Fotografía: Carlo Reátegui

Luego del tercer cigarro empecé a impacientarme. Había pasado media hora y Solange no se aparecía por ningún lado. Pedí nuevamente un café y el mozo me alcanzó la taza con un capuccino espumante. Las formas indefinidas que me había dibujado en la taza me distrajeron por alrededor de 5 minutos y el cigarro que tenía en el cenicero se había consumido totalmente.

Estos días de agosto hace más frío que nunca, con la cámara a un lado esperaba al informante que lograría que Ernesto Mandriotti vaya a la cárcel y que, además, alguno de sus testaferros lo acompañasen. Pero ella no llegaba y el mozo empezó a ver con desconfianza el quinto café de la tarde. Con la mano temblorosa por la cafeína tomé un lapicero y empecé a escribir una nota. Se la di al camarero por si Solange llegaba. Después de todo la había esperado tanto como para decir que sí estuve aquí.

En la calle todo parecía tranquilo y las cosas fluían como cualquier invierno. Bufandas y gabardinas de un lado, guantes del otro, casi todos se frotaban las manos de vez en cuando y los bostezos abundaban entre los transeúntes. En un parque un grupo de muchachos jugaba con sus mascotas como si se tratara de un circo, las obligaban a saltar entre aros y se reían sin parar. Me senté en una banca medio mojada, refunfuñé y me envolví en los brazos en busca de calor. 

Metros más allá una joven parecida a Solange se sentó en el grass y comenzó a agitarse como si llorara o le faltase el aire. No me conmovió. Seguí dándole caladas al cigarro y de pronto la lluvia que se veía venir cayó sobre la gente. Poco a poco todos se fueron retirando hacia su casa. Me quedé yo con un gran saco y la mujer en el grass que llevaba solo un polo encima. Se iba mojando. 

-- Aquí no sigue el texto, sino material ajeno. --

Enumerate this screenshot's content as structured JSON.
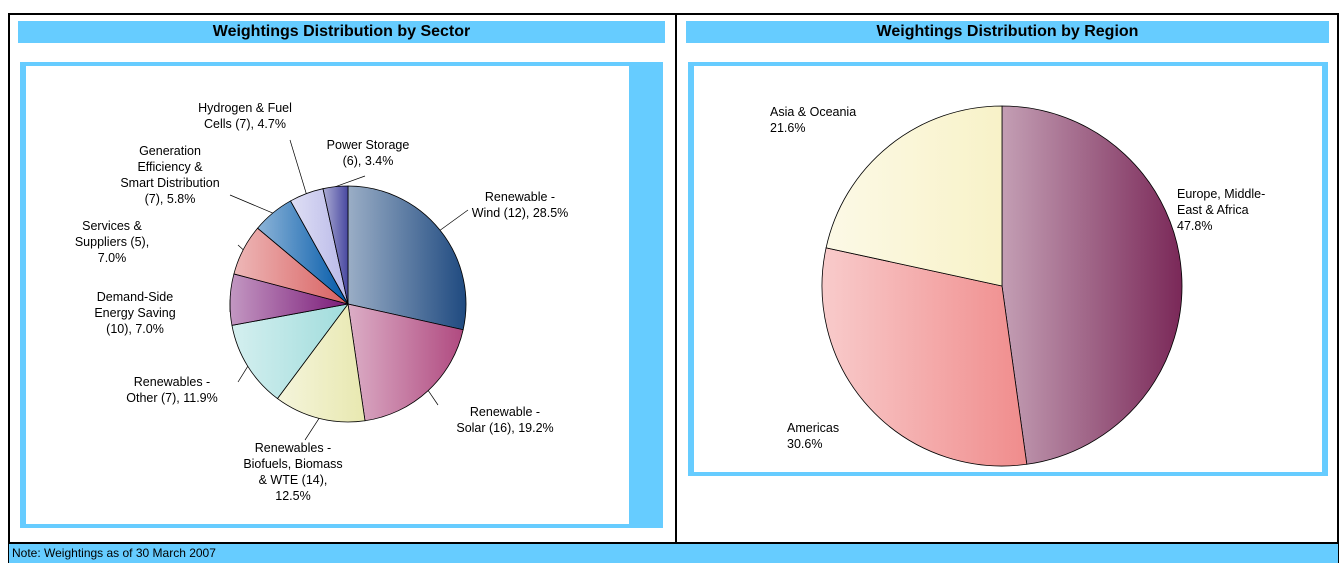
{
  "chart_data": [
    {
      "type": "pie",
      "title": "Weightings Distribution by Sector",
      "categories": [
        "Renewable -\nWind (12), 28.5%",
        "Renewable -\nSolar (16), 19.2%",
        "Renewables -\nBiofuels, Biomass\n& WTE (14),\n12.5%",
        "Renewables -\nOther (7), 11.9%",
        "Demand-Side\nEnergy Saving\n(10), 7.0%",
        "Services &\nSuppliers (5),\n7.0%",
        "Generation\nEfficiency &\nSmart Distribution\n(7), 5.8%",
        "Hydrogen & Fuel\nCells (7), 4.7%",
        "Power Storage\n(6), 3.4%"
      ],
      "values": [
        28.5,
        19.2,
        12.5,
        11.9,
        7.0,
        7.0,
        5.8,
        4.7,
        3.4
      ],
      "colors": [
        "#1f4a80",
        "#b04a80",
        "#e8e8b0",
        "#a0dcdc",
        "#7a1a78",
        "#d86060",
        "#0058a8",
        "#b8b8e8",
        "#4848a0"
      ]
    },
    {
      "type": "pie",
      "title": "Weightings Distribution by Region",
      "categories": [
        "Europe, Middle-\nEast & Africa\n47.8%",
        "Americas\n30.6%",
        "Asia & Oceania\n21.6%"
      ],
      "values": [
        47.8,
        30.6,
        21.6
      ],
      "colors": [
        "#7a2858",
        "#f08c8c",
        "#f8f2c8"
      ]
    }
  ],
  "note": "Note: Weightings as of 30 March 2007"
}
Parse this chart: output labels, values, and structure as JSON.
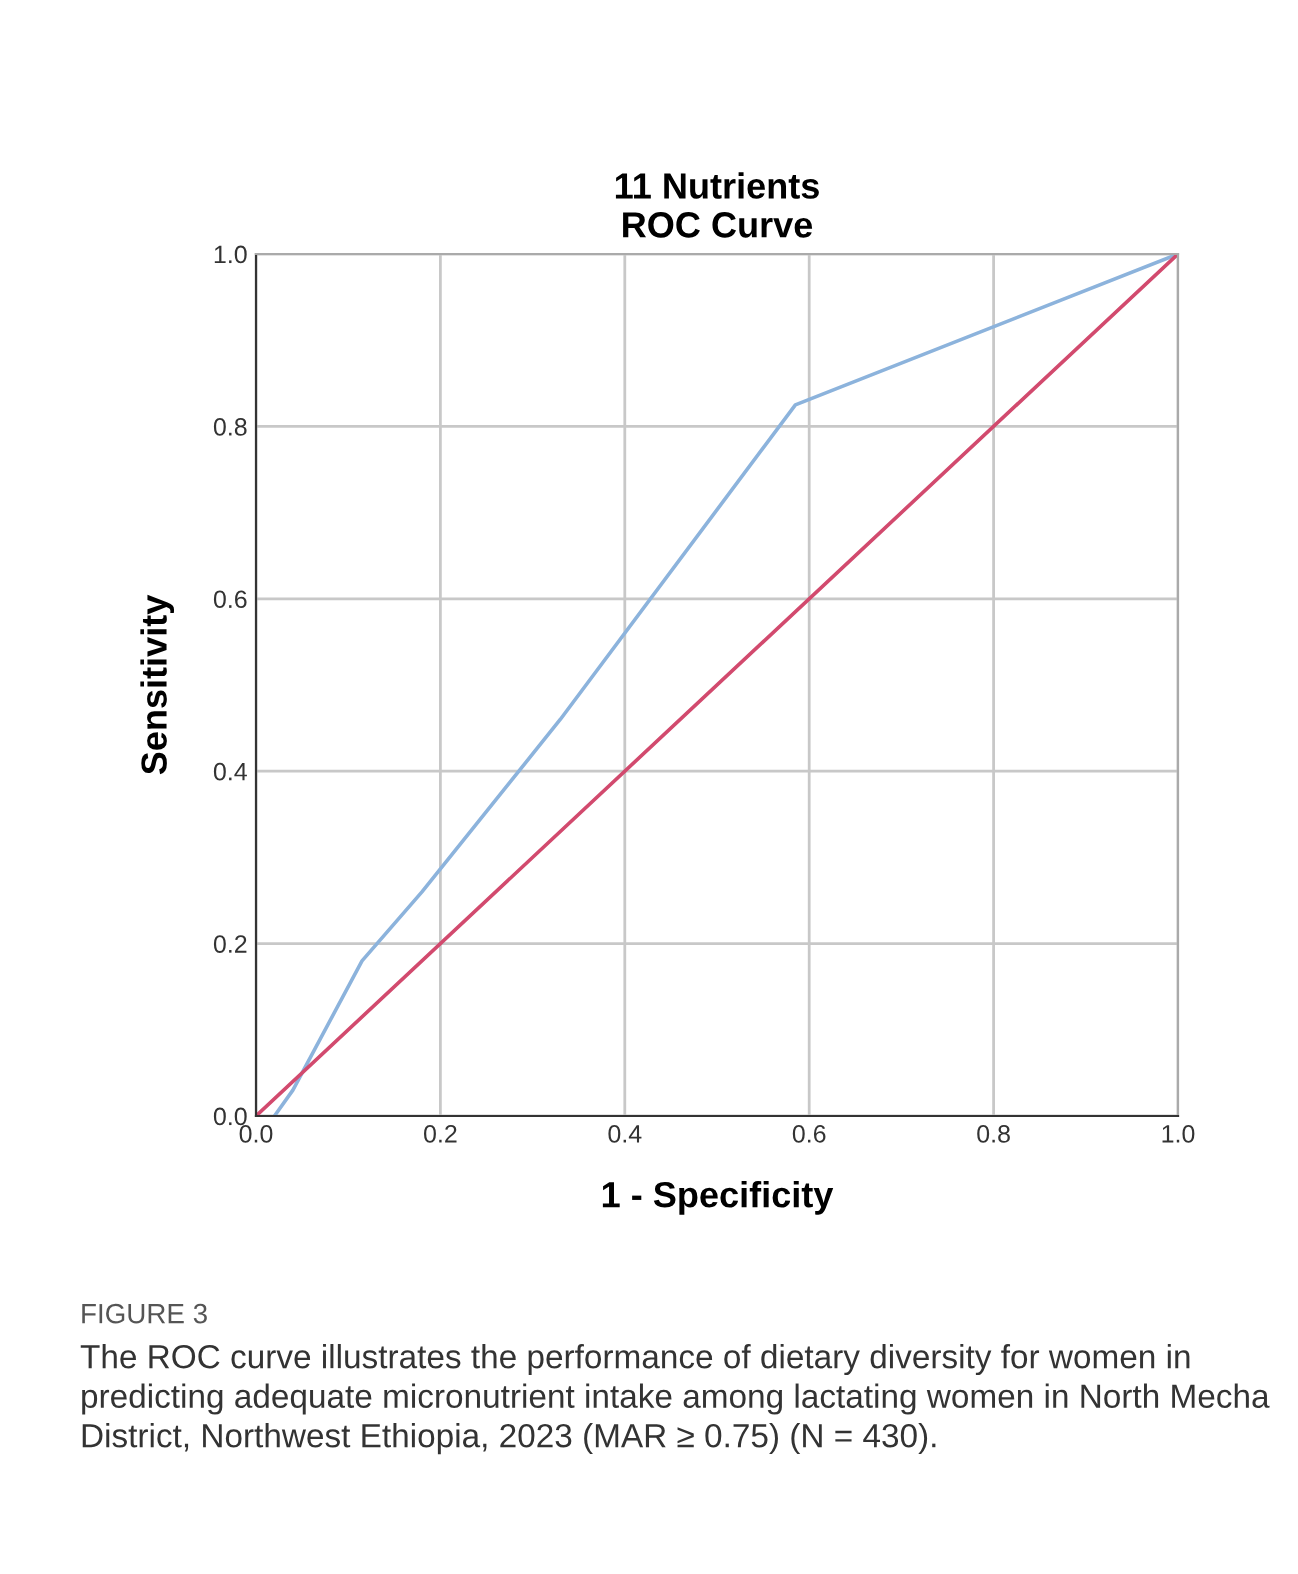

La tarde que conocí a Solange fue casi igual, ella llamó y me dijo que andaba deambulando por los parques que estaban cerca de mi casa, buscando consuelo de un mal amor que la había dañado. Sebastián Mandriotti se llamaba. Yo apenas le había hablado una vez, no era muy simpática pero a una edad temprana uno más que gustarle alguien, lo ilusiona. Cuando llegué aún no había empezado a llover pero habían unas cuantas gotas  en la tierra, le resté importancia, pero al ver sus manos vía que se estaba cortando poco a poco las venas con una hoja de afeitar, como si jugara, como si la vida no valiera. Problemas familiares, me dijo, que los psicólogos y psiquiatras no la entendían. Yo desesperado le cogía le mano mientras con la otra rompía la navaja para que ya se hiciera daño. La abrigué y juntos conversamos horas sobre la vida y el futuro. Ese día me ilusioné para luego morirme de amor.

Ella se casó a los meses de conocerla. Inexplicablemente con el mismo chico que la había hecho sufrir esa tarde. Yo dije que había que seguir nada más. Cuatro años después, entre mis primeros trabajos, descubrí que ella se había vuelto adicta. Cambió las hojas de afeitar por las jeringas. Eso la alivia, me decían sus  hermanos cada vez que la iba a visitar al hospital. En el fondo casi siempre era lo mismo, sentía que tenía que cuidarla. Me engañaba pensando en eso hasta que llegaba el marido y se la llevaba a una clínica particular lejos de los escándalos que a cada tanto se suscitaban en las empresas que dirigían.


Cuando me acerqué a la joven todos esos recuerdos e juntaron, junto con impotencia. Le di unas palmadas en la espalda, ella volteó asustada. Le dije que se calmara, que no gritara, pero ella forcejeó tanto que la navaja que llevaba en el gran saco le cortó la cara, yo no quise, pero ella empezó a desangrarse. Gritaba pero la lluvia se encargaba de callar sus lamentos. Tranquila, le dije, ya se acabó,.Ya se acabó.